Il renvoie notamment vers une étude (lien archivé) publiée en janvier 2023 dans la revue Nature, qui a analysé des reconstructions de températures au Groenland de 1.000 à 2011. Sur sa première figure reproduite ci-dessous, on peut observer clairement que les températures mesurées ont augmenté
"Le réchauffement de la dernière décennie prise en compte dans notre étude dépasse a variabilité de température de l'époque préindustrielle du dernier millénaire", écrivent ses auteurs, concluant que "l'influence anthropique" sur le réchauffement "est désormais détectable dans le centre et le nord du Groenland".

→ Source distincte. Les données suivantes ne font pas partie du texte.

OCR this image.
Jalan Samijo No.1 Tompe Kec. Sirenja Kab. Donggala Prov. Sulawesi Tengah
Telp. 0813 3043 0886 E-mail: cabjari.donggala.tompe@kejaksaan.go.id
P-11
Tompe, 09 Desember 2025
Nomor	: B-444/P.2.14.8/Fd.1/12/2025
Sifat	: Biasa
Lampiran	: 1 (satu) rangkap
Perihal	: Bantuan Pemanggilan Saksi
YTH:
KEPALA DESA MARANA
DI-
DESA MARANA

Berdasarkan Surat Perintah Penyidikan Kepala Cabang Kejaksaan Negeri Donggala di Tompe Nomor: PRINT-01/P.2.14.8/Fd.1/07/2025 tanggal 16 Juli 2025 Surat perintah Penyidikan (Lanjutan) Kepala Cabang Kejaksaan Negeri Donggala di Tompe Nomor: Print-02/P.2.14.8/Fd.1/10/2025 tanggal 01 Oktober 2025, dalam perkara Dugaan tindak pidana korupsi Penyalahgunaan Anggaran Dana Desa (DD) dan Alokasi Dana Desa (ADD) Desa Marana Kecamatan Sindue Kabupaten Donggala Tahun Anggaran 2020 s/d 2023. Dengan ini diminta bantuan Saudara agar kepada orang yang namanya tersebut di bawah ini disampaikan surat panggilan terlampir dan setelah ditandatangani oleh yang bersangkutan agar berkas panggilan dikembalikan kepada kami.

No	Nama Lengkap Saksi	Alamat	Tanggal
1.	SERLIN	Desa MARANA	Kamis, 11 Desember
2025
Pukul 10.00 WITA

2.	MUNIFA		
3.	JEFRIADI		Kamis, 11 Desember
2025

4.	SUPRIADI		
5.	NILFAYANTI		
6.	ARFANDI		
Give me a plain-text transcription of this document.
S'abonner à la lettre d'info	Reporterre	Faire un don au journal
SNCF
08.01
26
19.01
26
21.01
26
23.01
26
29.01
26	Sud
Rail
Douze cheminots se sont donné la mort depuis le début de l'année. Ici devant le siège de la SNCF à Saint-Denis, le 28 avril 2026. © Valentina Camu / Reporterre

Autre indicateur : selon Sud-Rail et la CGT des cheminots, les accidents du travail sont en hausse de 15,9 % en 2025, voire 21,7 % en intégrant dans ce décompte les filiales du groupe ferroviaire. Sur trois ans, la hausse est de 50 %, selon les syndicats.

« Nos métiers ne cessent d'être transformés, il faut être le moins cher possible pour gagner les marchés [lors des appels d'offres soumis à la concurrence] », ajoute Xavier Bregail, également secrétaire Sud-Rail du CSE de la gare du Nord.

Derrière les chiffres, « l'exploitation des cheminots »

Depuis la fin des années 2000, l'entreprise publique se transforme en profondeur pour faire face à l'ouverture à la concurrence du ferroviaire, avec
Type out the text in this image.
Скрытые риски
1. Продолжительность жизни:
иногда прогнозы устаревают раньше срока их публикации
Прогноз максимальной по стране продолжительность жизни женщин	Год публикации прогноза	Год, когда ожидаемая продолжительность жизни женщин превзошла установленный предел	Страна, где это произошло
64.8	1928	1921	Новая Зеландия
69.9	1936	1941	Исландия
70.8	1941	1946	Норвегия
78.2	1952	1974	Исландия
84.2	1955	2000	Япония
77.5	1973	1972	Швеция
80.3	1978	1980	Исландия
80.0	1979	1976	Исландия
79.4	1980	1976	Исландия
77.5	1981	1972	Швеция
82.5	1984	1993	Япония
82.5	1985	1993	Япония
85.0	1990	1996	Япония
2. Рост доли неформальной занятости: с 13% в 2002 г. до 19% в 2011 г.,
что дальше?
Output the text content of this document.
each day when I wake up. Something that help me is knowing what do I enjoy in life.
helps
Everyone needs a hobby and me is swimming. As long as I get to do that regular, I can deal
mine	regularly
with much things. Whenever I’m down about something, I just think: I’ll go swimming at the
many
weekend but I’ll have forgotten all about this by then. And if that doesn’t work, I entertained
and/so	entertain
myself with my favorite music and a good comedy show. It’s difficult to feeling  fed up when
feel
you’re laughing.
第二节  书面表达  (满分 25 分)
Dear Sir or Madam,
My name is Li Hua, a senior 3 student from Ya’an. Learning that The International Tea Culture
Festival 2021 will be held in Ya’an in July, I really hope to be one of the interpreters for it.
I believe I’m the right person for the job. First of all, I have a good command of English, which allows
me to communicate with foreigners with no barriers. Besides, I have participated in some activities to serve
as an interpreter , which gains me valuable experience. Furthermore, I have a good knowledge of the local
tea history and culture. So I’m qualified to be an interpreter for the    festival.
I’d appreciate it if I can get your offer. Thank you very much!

Les années récentes pas considérées
Sur le graphique présenté dans le vidéo circulant sur les réseaux sociaux, les années ne sont pas précisées sur l'axe des abscisses, et les données les plus récentes commentées par Jørgen Peder Steffensen sont celles de 1875. Il précise que cette date "correspond au moment où les observations météorologiques ont commencé".
"Sa série climatique ne prend pas en compte les dernières années du réchauffement", relève Xavier Fettweis. Généralement, "les températures reconstituées à partir de carottes de glace s'arrêtent dans les années 1950", c'est-à-dire quelques années ou dizaines d'années avant le début des forages par les scientifiques, car "pour pouvoir mesurer les caractéristiques, il faut que la neige se tasse et donc on ne prend pas en compte les couches les plus récentes", explique le climatologue.
Or, le réchauffement climatique s'est accéléré ces dernières années, comme illustré sur ce graphique issu d'un rapport (lien archivé) du GIEC d'août 2021, qui montre que les températures ont fortement augmenté au cours des 150 dernières années.
"Bien que le 'changement climatique' soit neutre en lui-même, la vitesse à laquelle ce changement intervient ne l'est pas. Plus vite ce changement interviendra, plus cela nous nuira, parce que nous sommes tous des 'agriculteurs', nous dépendons tous de la Terre, et nous avons besoin d'un climat stable pour cultiver", Jørgen Peder Steffensen.
Dans "le pire des cas", "imaginons que nous réduisions tous nos émissions maintenant, et que les scientifiques dans 200 ans découvrent que cette réduction n'était pas nécessaire pour maintenir le climat stable. Pensez-vous que les gens diront 'quelle terrible erreur ?' Non, les humains seront au contraire très heureux parce qu'on leur aura laissé de précieuses ressources et un monde moins pollué. La réduction des émissions est maintenant une solution gagnante dans tous les cas", illustre le chercheur.
Consensus sur le réchauffement climatique d'origine humaine
Naomi Oreskes (lien archivé), professeure d'histoire des sciences à Harvard, a été la première à quantifier le consensus scientifique sur l'origine humaine du réchauffement climatique. En 2004, elle avait réalisé une étude sur les 928 articles scientifiques, évalués par des pairs, sur le changement climatique, publiés entre 1993 et 2003.
Ce processus de sélection est indispensable pour ne garder que les experts du climat, qui disposent donc d'une légitimité, et écarter l'opinion de personnes qui n'ont pas travaillé dans ce domaine.
"Fait remarquable, aucun des articles n'exprime un désaccord" avec la position consensuelle selon laquelle le réchauffement climatique des cinquante dernières années est principalement d'origine anthropique, écrivait-elle (lien archivé).
Depuis, de nombreuses autres études ont également corroboré ces conclusions, comme détaillé dans ce précédent article de vérification.
Pourtant, l'existence du changement climatique causé par les activités humaines est régulièrement remise en question sur les réseaux sociaux. Ces derniers mois, l'AFP avait aussi vérifié plusieurs publications trompeuses sur le climat, notamment concernant des modèles climatiques, la glace de mer arctique, une étude de la NASA sur la masse de glace de l'Antarctique, une déclaration niant l'urgence climatique, ou encore sur les températures en Arctique.